Constraint on Brans-Dicke theory from intermediate/extreme mass ratio inspirals

TL;DR

This paper uses gravitational wave observations of intermediate and extreme mass ratio inspirals to place the tightest constraints on Brans-Dicke theory, highlighting the importance of monopolar and dipolar emissions in waveform modeling.

Contribution

It develops accurate waveform templates including monopolar and dipolar effects in Brans-Dicke theory for I/EMRIs, enabling stringent tests of gravity.

Findings

Most stringent constraint on Brans-Dicke parameter: ω₀ > 10^6

Two-year LISA observation can effectively test alternative gravity theories

Inclusion of monopolar and dipolar emissions significantly impacts waveform accuracy

Abstract

Intermediate/Extreme mass ratio inspiral (I/EMRI) system provides a good tool to test the nature of gravity in strong field.

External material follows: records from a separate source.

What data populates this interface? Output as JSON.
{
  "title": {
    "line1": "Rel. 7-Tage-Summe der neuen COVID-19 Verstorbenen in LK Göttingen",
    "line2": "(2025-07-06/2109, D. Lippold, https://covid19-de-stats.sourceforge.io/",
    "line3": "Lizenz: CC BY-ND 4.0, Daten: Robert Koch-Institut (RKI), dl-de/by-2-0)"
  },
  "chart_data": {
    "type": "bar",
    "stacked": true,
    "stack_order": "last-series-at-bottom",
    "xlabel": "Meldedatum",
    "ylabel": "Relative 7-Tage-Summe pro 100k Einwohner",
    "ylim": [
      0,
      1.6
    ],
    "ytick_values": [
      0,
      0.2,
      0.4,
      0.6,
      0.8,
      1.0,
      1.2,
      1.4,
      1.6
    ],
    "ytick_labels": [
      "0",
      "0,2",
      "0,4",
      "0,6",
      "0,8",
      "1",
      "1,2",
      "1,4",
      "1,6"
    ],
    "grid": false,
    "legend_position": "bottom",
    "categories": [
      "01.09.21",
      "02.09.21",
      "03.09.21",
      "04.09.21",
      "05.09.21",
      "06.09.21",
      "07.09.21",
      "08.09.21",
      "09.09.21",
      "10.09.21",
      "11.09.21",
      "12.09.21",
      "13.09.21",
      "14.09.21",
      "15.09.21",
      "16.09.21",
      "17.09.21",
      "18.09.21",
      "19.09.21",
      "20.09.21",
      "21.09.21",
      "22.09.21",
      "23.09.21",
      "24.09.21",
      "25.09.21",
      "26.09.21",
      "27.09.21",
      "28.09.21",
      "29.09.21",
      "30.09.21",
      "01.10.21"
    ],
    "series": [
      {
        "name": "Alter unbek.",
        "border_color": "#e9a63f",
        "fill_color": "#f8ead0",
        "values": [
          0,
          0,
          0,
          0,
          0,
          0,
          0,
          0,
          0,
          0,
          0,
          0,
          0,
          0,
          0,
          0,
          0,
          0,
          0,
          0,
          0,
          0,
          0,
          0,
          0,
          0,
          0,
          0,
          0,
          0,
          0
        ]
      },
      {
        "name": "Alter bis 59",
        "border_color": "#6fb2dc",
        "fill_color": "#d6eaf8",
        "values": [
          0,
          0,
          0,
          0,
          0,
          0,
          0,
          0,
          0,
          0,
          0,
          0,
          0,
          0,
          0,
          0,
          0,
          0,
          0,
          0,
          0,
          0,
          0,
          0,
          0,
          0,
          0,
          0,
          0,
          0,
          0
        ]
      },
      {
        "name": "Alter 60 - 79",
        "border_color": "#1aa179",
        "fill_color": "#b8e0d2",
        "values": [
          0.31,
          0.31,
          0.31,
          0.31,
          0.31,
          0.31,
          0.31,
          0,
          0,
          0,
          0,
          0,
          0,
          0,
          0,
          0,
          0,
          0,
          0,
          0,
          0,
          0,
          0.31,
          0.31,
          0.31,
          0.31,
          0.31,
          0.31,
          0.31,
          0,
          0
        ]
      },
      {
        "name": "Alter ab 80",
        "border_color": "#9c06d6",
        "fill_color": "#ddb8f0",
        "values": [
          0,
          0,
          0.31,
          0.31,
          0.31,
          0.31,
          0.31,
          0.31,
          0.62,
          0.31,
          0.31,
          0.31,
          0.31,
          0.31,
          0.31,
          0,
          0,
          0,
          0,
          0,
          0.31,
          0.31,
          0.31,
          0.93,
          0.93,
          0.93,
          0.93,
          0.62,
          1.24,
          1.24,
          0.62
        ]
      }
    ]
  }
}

Based on the method of osculating orbits, we compute the orbital evolutions of I/EMRIs on quasi-elliptic orbits in both Einstein's general relativity and Brans-Dicke theory. The extra monopolar and dipolar channels in Brans-Dicke theory accelerate the orbital decay, so it is important to consider the effects of monopolar and dipolar emissions on the waveform. With the help of accurate orbital motion, we generate waveform templates which include both monopolar and dipolar contributions for I/EMRIs on eccentric orbits in Brans-Dicke theory. With a two-year observation of gravitational waves emitted from I/EMRIs by LISA, we get the most stringent constraint on the Brans-Dicke coupling parameter $\omega_0>10^6$.